Dr. Løberg and his colleagues took advantage of nationwide data in Norway’s cancer registry to "evaluate colorectal cancer mortality in a large, population-based cohort with virtually complete follow-up for death from colorectal cancer." They identified 40,826 patients aged 40 years and older who had at least one colorectal adenoma removed between 1993 and 2007. Surveillance colonoscopy was not recommended for such patients in Norway at that time.

A total of 49.8% had lesions classified as high risk because they showed a villous growth pattern or high-grade dysplasia, or because there were multiple adenomas. The remaining 50.2% of patients had lesions classified as low risk. Detailed information concerning polyp size and the exact number of polyps was not available to the researchers in their record search, so they could not classify the adenomas more definitively.

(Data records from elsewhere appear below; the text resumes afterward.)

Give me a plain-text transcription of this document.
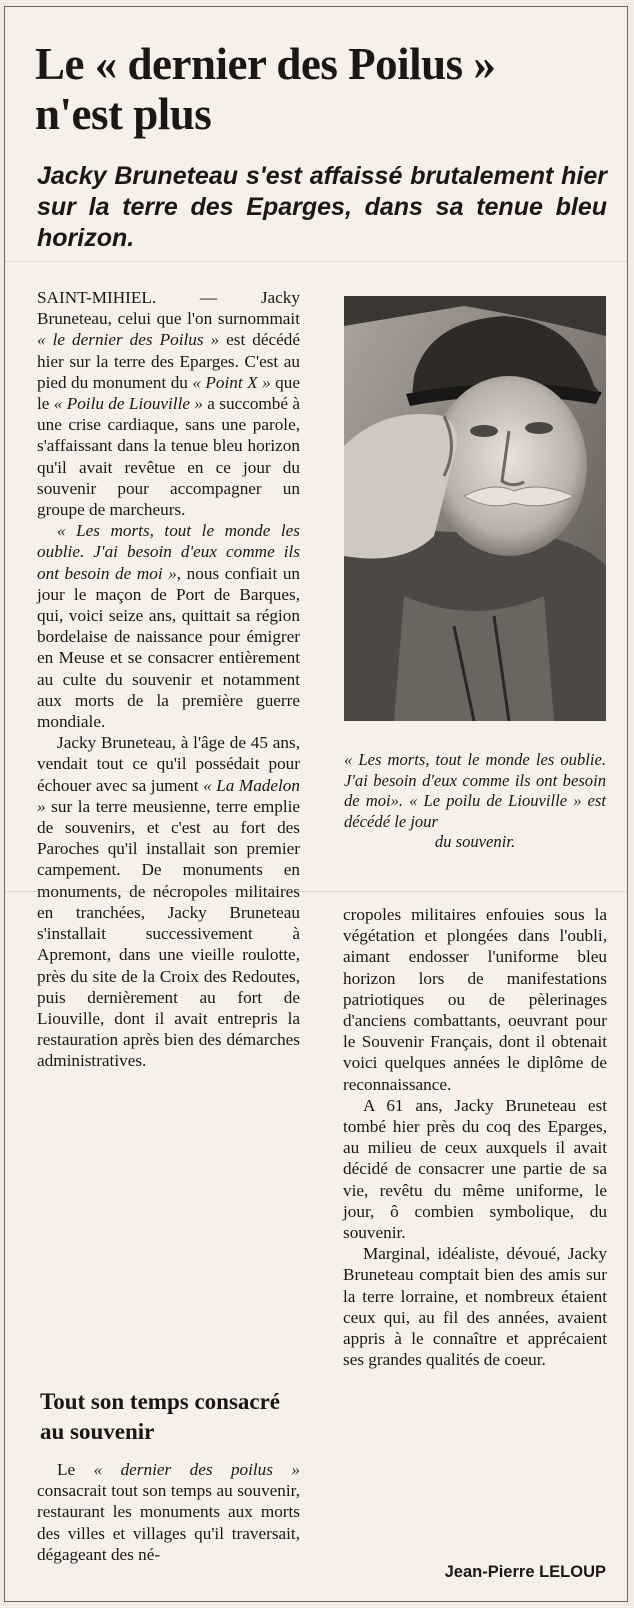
Le « dernier des Poilus »
n'est plus

Jacky Bruneteau s'est affaissé brutalement hier sur la terre des Eparges, dans sa tenue bleu horizon.

SAINT-MIHIEL. — Jacky Bruneteau, celui que l'on surnommait « le dernier des Poilus » est décédé hier sur la terre des Eparges. C'est au pied du monument du « Point X » que le « Poilu de Liouville » a succombé à une crise cardiaque, sans une parole, s'affaissant dans la tenue bleu horizon qu'il avait revêtue en ce jour du souvenir pour accompagner un groupe de marcheurs.

« Les morts, tout le monde les oublie. J'ai besoin d'eux comme ils ont besoin de moi », nous confiait un jour le maçon de Port de Barques, qui, voici seize ans, quittait sa région bordelaise de naissance pour émigrer en Meuse et se consacrer entièrement au culte du souvenir et notamment aux morts de la première guerre mondiale.

Jacky Bruneteau, à l'âge de 45 ans, vendait tout ce qu'il possédait pour échouer avec sa jument « La Madelon » sur la terre meusienne, terre emplie de souvenirs, et c'est au fort des Paroches qu'il installait son premier campement. De monuments en monuments, de nécropoles militaires en tranchées, Jacky Bruneteau s'installait successivement à Apremont, dans une vieille roulotte, près du site de la Croix des Redoutes, puis dernièrement au fort de Liouville, dont il avait entrepris la restauration après bien des démarches administratives.

Tout son temps consacré au souvenir

Le « dernier des poilus » consacrait tout son temps au souvenir, restaurant les monuments aux morts des villes et villages qu'il traversait, dégageant des né-

« Les morts, tout le monde les oublie. J'ai besoin d'eux comme ils ont besoin de moi». « Le poilu de Liouville » est décédé le jour
du souvenir.

cropoles militaires enfouies sous la végétation et plongées dans l'oubli, aimant endosser l'uniforme bleu horizon lors de manifestations patriotiques ou de pèlerinages d'anciens combattants, oeuvrant pour le Souvenir Français, dont il obtenait voici quelques années le diplôme de reconnaissance.

A 61 ans, Jacky Bruneteau est tombé hier près du coq des Eparges, au milieu de ceux auxquels il avait décidé de consacrer une partie de sa vie, revêtu du même uniforme, le jour, ô combien symbolique, du souvenir.

Marginal, idéaliste, dévoué, Jacky Bruneteau comptait bien des amis sur la terre lorraine, et nombreux étaient ceux qui, au fil des années, avaient appris à le connaître et apprécaient ses grandes qualités de coeur.

Jean-Pierre LELOUP
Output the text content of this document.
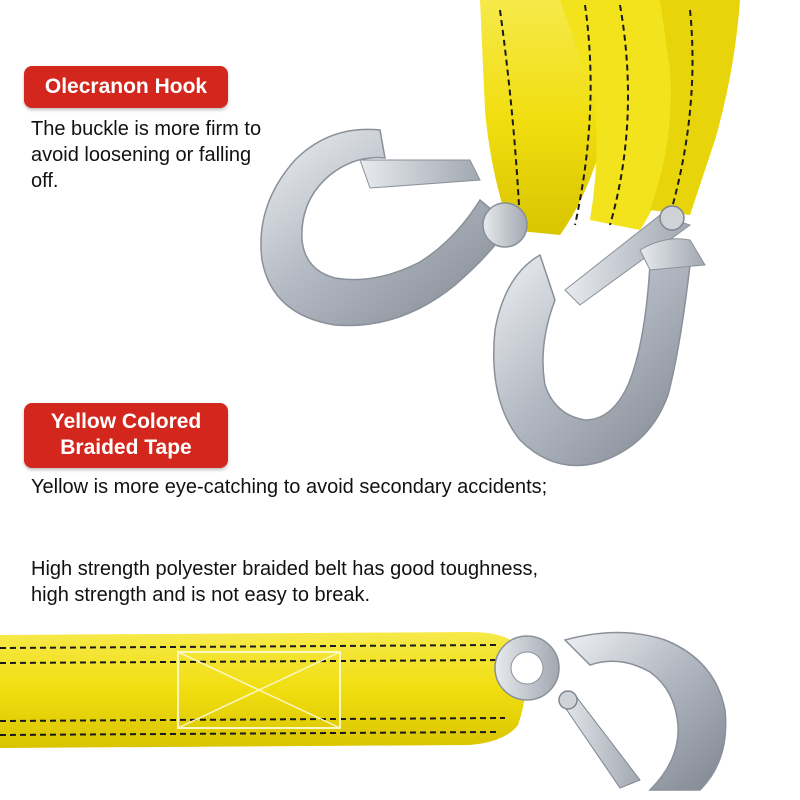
Olecranon Hook

The buckle is more firm to avoid loosening or falling off.

Yellow Colored
Braided Tape

Yellow is more eye-catching to avoid secondary accidents;

High strength polyester braided belt has good toughness, high strength and is not easy to break.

After a median follow-up of 7.7 years, 1,273 patients were diagnosed as having colorectal cancer, including 383 who died of the disease.

Among patients whose adenomas were low risk, colorectal cancer–specific mortality was reduced by 25%, compared with that of the general population, even though they had not undergone any further colonoscopic surveillance after the initial procedure, the investigators reported (N. Engl. J. Med. 2014 Aug. 28 [doi: 10.1056/NEJMoa1315870]).

In contrast, colorectal cancer–specific mortality was increased by 16% among patients whose adenomas were high risk – an excess of 33 deaths from the disease in this large cohort. "Our study cannot clarify the extent to which the increased risk after polypectomy reflects the underlying increase in the risk of death from colorectal cancer among these patients, but in any case, surveillance might not have been sufficient to lower this increased risk. This question can be answered only by performing comparative randomized trials with different surveillance intervals," Dr. Løberg and his associates said.

This study was supported by the Norwegian Cancer Society, the U.S.-Norway Fulbright Foundation for Educational Exchange, the Research Council of Norway, and the Karolinska Institute. Dr. Løberg reported no financial conflicts of interest; one of his associates reported ties to Exact Sciences, HJort/Norchip, CCS Pharma, and Fujinon.